Ancak, basın toplantısının yapıldığı yerde örgüt temsilcilerinden daha fazla polis bekliyor. Yani polislerin sayısı meydandaki kitleden birkaç kat daha fazladır. O şartlarda okunan basın bildirisinin sonundaki isimler de açıklanır. Açıklanan o isimlerden bazen yarısından fazla temsilcinin orada olmadığını fark ediyorsun. Yani ön görüşmeler sırasında hararetle kendi düşüncelerini metne koymaya çalışan ve büyük bir kitlesi olduğunu sandığınız temsilciyi basın bildirisinin okunduğu yerde göremeyince ister istemez çok defa hayal kırıklığına uğramışımdır. Dolayısıyla son iki yıldır bu tür basın toplantılarına pek fazla katılmıyorum.

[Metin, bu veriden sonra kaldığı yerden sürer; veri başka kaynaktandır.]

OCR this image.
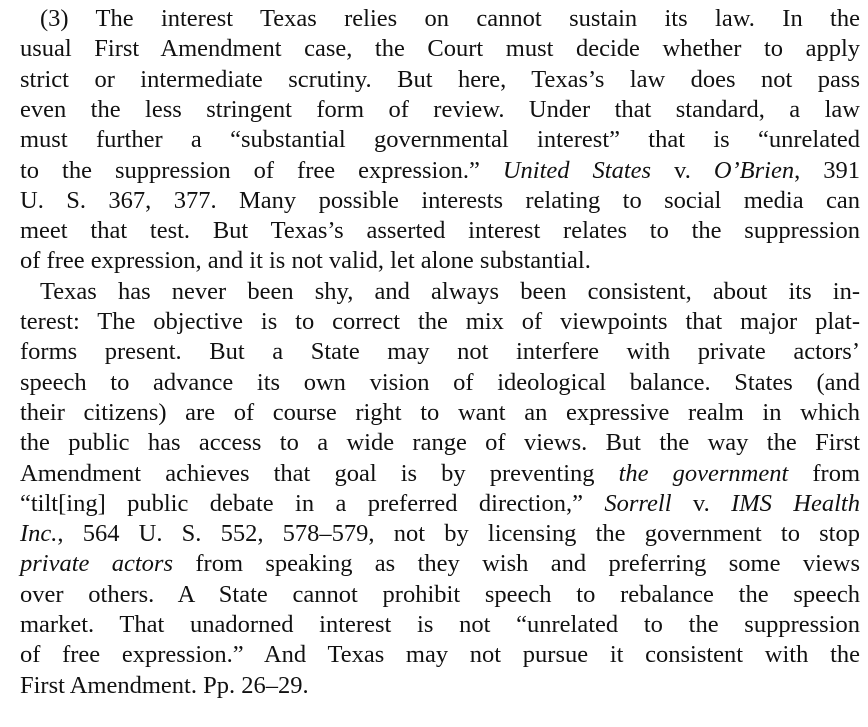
(3) The interest Texas relies on cannot sustain its law. In the
usual First Amendment case, the Court must decide whether to apply
strict or intermediate scrutiny. But here, Texas’s law does not pass
even the less stringent form of review. Under that standard, a law
must further a “substantial governmental interest” that is “unrelated
to the suppression of free expression.” United States v. O’Brien, 391
U. S. 367, 377. Many possible interests relating to social media can
meet that test. But Texas’s asserted interest relates to the suppression
of free expression, and it is not valid, let alone substantial.
Texas has never been shy, and always been consistent, about its in-
terest: The objective is to correct the mix of viewpoints that major plat-
forms present. But a State may not interfere with private actors’
speech to advance its own vision of ideological balance. States (and
their citizens) are of course right to want an expressive realm in which
the public has access to a wide range of views. But the way the First
Amendment achieves that goal is by preventing the government from
“tilt[ing] public debate in a preferred direction,” Sorrell v. IMS Health
Inc., 564 U. S. 552, 578–579, not by licensing the government to stop
private actors from speaking as they wish and preferring some views
over others. A State cannot prohibit speech to rebalance the speech
market. That unadorned interest is not “unrelated to the suppression
of free expression.” And Texas may not pursue it consistent with the
First Amendment. Pp. 26–29.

Zaten teknolojinin çok hızlı olarak gelişmesiyle birlikte insanlar daha farklı mücadele yöntemleriyle ve başka alanlara yöneliyorlar. Örneğin, internet üzerinde insanlar kendi alanlarında çok daha yaygın bir şekilde örgütlenebiliyorlar. Bu alandaki örgütlemeleri göz ardı etmek mümkün değildir.

Örneğin; Gazeteci kılığındaki ırkçı sözde yazarın “Güneydoğu’da Çanak Anten Terörü” (27.01.2011 / Posta) başlıklı yazısından dolayı bu kişinin kınanması için internet üzerinden çok hızlı bir şekilde kamuoyu oluşturulabilmektedir. Ancak, bu durum meydanlara çok zayıf bir biçimde yansımaktadır. Halbuki sanal ortamdaki örgütlemenin meydana gerçek bir şekilde yansımasıyla DKÖ’ler için ancak etkili anlam ifade edebilir.

Artık sanal alandaki örgütlemelerin gücü de her zaman hesaba katılmalıdır. O nedenle DKÖ’lerin internet alanında etkin olarak yerlerini almaları bence çok önemlidir.

DKÖ’ler her iki alanda da örgütlenmesi daha çok anlamlı olacaktır. DKÖ’leri daha çok güçlendirmek için yeni projeler üretebiliriz. Bunun için öncelikle ortak paydalarda konfederatif bir çatı altında toplanmaları bence mümkündür. Böyle bir yapıyı her zaman yaratabiliriz, yaratmalıyız da.

28/01/2011

NOT: Bazı okuyucular “Evrensel Demokrasi de ne demek? Yeni bir demokrasi kavramını mı icat ediyorsun?” şeklinde sorular sormaktadırlar. Bu konuyu önümüzdeki zaman diliminde ayrıca başka bir makale ile açıklamaya çalışacağım.